On her left breast
A mole cinque-spotted, like the crimson drop
I' the bottom of the cowslip.

[[063]] The Guelder rose--This elegant plant is a native of Britain, and when in flower, has at first sight, the appearance of a little maple tree that has been pelted with snow balls, and we almost fear to see them melt away in the warm sunshine--Glenny.

[[064]] In a greenhouse

[[065]] Some flowers have always been made to a certain degree emblematical of sentiment in England as elsewhere, but it was the Turks who substituted flowers for words to such an extent as to entitle themselves to be regarded as the inventors of the floral language.

[[066]] The floral or vegetable language is not always the language of love or compliment. It is sometimes severe and scornful. A gentleman sent a lady a rose as a declaration of his passion and a slip of paper attached, with the inscription--"If not accepted, I am off to the war." The lady forwarded in return a mango (man, go!)

[[067]] No part of the creation supposed to be insentient, exhibits to an imaginative observer such an aspect of spiritual life and such an apparent sympathy with other living things as flowers, shrubs and trees. A tree of the genus Mimosa, according to Niebuhr, bends its branches downward as if in hospitable salutation when any one approaches near to it. The Arabs, are on this account so fond of the "courteous tree" that the injuring or cutting of it down is strictly prohibited.

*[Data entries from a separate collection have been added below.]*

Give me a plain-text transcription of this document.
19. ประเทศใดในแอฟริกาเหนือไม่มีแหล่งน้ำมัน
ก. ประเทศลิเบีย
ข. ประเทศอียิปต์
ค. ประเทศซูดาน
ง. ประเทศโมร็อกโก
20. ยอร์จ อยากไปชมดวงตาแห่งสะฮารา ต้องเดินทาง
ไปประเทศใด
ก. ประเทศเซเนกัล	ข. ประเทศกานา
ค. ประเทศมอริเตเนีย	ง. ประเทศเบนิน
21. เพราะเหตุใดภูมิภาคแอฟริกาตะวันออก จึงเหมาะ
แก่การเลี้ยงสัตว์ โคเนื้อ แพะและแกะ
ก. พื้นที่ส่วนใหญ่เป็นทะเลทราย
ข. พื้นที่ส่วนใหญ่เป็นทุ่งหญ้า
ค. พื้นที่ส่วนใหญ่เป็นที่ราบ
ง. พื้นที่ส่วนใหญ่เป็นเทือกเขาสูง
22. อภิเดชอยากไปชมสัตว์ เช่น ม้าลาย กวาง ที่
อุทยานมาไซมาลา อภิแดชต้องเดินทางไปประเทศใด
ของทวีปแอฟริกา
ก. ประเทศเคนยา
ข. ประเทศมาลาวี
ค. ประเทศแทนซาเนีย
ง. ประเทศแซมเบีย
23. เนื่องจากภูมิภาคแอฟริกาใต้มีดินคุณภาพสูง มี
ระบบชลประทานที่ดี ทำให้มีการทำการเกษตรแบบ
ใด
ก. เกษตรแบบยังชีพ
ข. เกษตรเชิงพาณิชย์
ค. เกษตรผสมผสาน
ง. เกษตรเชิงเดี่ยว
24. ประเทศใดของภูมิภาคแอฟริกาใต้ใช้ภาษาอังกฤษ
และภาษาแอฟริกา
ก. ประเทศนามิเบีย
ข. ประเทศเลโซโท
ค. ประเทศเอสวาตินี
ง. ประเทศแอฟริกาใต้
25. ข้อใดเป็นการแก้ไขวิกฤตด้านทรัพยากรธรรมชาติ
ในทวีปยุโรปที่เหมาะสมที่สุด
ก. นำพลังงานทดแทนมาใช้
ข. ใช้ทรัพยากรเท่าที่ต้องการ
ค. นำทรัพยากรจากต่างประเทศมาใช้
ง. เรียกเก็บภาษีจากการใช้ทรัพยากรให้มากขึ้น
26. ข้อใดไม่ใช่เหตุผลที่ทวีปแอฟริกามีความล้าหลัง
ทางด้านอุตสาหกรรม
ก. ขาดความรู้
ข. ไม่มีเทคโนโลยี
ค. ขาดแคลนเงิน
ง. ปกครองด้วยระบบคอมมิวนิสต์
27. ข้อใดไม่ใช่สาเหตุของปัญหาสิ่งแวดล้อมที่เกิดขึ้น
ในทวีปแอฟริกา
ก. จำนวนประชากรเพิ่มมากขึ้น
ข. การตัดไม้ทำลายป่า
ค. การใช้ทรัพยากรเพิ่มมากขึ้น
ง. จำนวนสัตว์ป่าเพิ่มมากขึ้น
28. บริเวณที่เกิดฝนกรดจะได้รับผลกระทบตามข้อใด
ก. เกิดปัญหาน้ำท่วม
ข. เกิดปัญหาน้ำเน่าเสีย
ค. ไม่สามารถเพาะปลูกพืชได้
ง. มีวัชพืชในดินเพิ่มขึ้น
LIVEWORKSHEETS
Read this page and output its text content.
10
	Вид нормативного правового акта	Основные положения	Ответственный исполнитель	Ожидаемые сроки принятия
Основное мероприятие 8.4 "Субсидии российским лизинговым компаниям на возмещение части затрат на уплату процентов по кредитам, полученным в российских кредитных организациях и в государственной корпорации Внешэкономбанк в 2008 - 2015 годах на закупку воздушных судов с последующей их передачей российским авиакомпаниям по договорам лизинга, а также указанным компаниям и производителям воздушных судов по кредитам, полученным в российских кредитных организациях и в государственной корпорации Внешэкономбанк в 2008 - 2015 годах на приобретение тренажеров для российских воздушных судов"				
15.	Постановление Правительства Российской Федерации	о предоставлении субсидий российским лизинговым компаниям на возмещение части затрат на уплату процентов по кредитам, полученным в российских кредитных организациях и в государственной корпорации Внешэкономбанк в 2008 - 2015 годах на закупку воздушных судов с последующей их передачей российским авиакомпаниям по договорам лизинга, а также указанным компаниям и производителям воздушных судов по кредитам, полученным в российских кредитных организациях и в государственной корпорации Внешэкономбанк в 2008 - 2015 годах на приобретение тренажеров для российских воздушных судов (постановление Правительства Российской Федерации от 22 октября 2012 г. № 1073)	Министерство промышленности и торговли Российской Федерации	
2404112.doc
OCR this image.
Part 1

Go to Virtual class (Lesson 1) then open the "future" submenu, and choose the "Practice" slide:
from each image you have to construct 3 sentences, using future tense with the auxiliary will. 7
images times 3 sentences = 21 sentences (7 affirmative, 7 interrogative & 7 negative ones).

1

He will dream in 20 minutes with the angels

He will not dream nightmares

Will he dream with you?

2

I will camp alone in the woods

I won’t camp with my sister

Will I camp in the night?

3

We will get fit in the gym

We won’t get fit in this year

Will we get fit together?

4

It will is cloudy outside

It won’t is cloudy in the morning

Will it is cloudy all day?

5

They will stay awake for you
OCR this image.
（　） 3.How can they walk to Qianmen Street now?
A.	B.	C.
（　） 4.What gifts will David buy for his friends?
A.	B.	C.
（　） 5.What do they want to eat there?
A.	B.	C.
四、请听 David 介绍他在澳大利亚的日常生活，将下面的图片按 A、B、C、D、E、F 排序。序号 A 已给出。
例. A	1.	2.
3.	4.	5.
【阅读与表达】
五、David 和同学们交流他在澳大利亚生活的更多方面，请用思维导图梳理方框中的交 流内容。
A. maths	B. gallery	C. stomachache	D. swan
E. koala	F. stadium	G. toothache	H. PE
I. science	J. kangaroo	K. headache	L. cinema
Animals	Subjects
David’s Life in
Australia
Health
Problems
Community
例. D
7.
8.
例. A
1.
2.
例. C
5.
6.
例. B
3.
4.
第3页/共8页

[[068]] It has been observed that the defense is supplied in the following line--want of sense--a stupidity that "errs in ignorance and not in cunning."

[[069]] There is apparently so much doubt and confusion is to the identity of the true Hyacinth, and the proper application of its several names that I shall here give a few extracts from other writers on this subject.

Some authors suppose the Red Martagon Lily to be the poetical Hyacinth of the ancients, but this is evidently a mistaken opinion, as the azure blue color alone would decide and Pliny describes the Hyacinth as having a sword grass and the smell of the grape flower, which agrees with the Hyacinth, but not with the Martagon. Again, Homer mentions it with fragrant flowers of the same season of the Hyacinth. The poets also notice the hyacinth under different colours, and every body knows that the hyacinth flowers with sapphire colored purple, crimson, flesh and white bells, but a blue martagon will be sought for in vain. Phillips' Flora Historica.

A doubt hangs over the poetical history of the modern, as well as of the ancient flower, owing to the appellation Harebell being, indiscriminately applied both to Scilla wild Hyacinth, and also to Campanula rotundifolia, Blue Bell. Though the Southern bards have occasionally misapplied the word Harebell it will facilitate our understanding which flower is meant if we bear in mind as a general rule that that name is applied differently in various parts of the island, thus the Harebell of Scottish writers is the Campanula, and the Bluebell, so celebrated in Scottish song, is the wild Hyacinth or Scilla while in England the same names are used conversely, the Campanula being the Bluebell and the wild Hyacinth the Harebell. Eden Warwick.